Red brought the screen closer, studying the pixelated darkness. “N—”
“—NOW—”
“—NOW!”
Red didn’t blink. “Wai—”
“—Wait—”
“—Wait!”
The three layers of Arthur’s voice in a frenetic rush, splicing together. “Arthur—”
“—Arthur, now—”
“—Arthur, now! Open the door!” “Fu—”
“—F**k—”
“—F**k!”
The Arthur from here and now turned; Red felt his eyes on her, but she didn’t look away from the screen because it was coming, it was—
Cr—
—Cra—
—Crack.
A tiny flash of light in all that black as the three shots split the air. But it had only been one, and she had it, right here. Red had it. She paused the video, spooled it back.
“I’ve got it,” she said, looking up at Arthur. His eyes looked drawn, mouth tight. “I’ve got it.” Louder now.
“Let me see.” Oliver rushed over, leaning to watch behind her shoulder. “Play it again.”
Red pressed the play button.
“F**k!” Arthur’s voice said one more time. “It’s there,” Red said. “Wait one second.” Crack.
A pinprick flash of white light in the dark background of her screen. Small, tiny. Like the little firework in her head. She dragged back through the frames again to play it one more time. There, a quick burst of light, just right of the center.
The muscles in Oliver’s mouth twitched.
“Which way were you pointing the phone, Red? Exactly.” His eyes fixed on hers, so hard that she had to look away, and yet she could still feel them when she blinked, like they’d marked her.
“This way.” Red pointed at a diagonal, out to the right toward the back of the RV.
Oliver straightened up, his eyes following the direction of her arm.
“So, he’s over there still,” he said. “Hard to say, but maybe a few hundred yards that way. Likely where he was when he first shot out the tires and the
windows. He must have gone back to the same position after planting the walkie-talkie.”
The walkie-talkie fizzed, hissing in silent agreement. Red was surprised, almost, that the sniper had nothing to say after what just happened.
The muscles in Oliver’s mouth shuddered again, but this time they broke into a wide smile that cracked his face in two.

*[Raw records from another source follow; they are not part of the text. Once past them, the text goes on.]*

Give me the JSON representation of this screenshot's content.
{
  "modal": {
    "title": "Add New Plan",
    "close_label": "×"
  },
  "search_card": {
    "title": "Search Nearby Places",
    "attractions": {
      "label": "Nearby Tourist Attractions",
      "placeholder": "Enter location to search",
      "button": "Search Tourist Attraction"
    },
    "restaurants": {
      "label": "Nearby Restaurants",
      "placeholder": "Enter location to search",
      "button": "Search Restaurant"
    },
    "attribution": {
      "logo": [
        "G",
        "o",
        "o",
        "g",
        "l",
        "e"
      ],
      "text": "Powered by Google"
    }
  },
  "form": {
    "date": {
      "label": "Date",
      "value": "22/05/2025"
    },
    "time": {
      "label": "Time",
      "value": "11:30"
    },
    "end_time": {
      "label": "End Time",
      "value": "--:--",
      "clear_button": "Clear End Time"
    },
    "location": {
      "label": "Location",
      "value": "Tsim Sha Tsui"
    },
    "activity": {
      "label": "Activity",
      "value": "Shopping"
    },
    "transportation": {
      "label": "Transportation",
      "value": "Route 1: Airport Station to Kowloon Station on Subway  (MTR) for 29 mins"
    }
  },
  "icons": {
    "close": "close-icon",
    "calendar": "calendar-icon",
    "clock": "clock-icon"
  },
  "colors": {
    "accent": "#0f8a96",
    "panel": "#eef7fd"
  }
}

“We did it, guys,” he said, looking around. The others didn’t react. “I said we did it!” Oliver laughed, hitting Red on the shoulder, moving to do the same to Arthur. Arthur still didn’t look right, eyes unfocused, picking at the pocket of his jeans. He was a fiddler, like Red, but maybe only when he was nervous, scared. Simon still didn’t look right either, puddled there on the floor, legs outstretched among large shards of broken mirror, staring up at the ceiling, breath heavy in his chest.
“Come on, guys! We did it, we’re getting out of here. Alive!”
Oliver pulled Reyna into a hug, burying a kiss in her thick black hair. He wrapped an arm around Maddy and then offered a hand to Simon, to pull him up off the floor.
Maddy was smiling now, hugging her own arms.
“Woohoo, spring break!” Simon said again, stumbling to his feet. Oliver stood in the middle, grinning at them all.
Delegate. Motivate. Celebrate. All the qualities of a natural leader, which made Red more than an unnatural one.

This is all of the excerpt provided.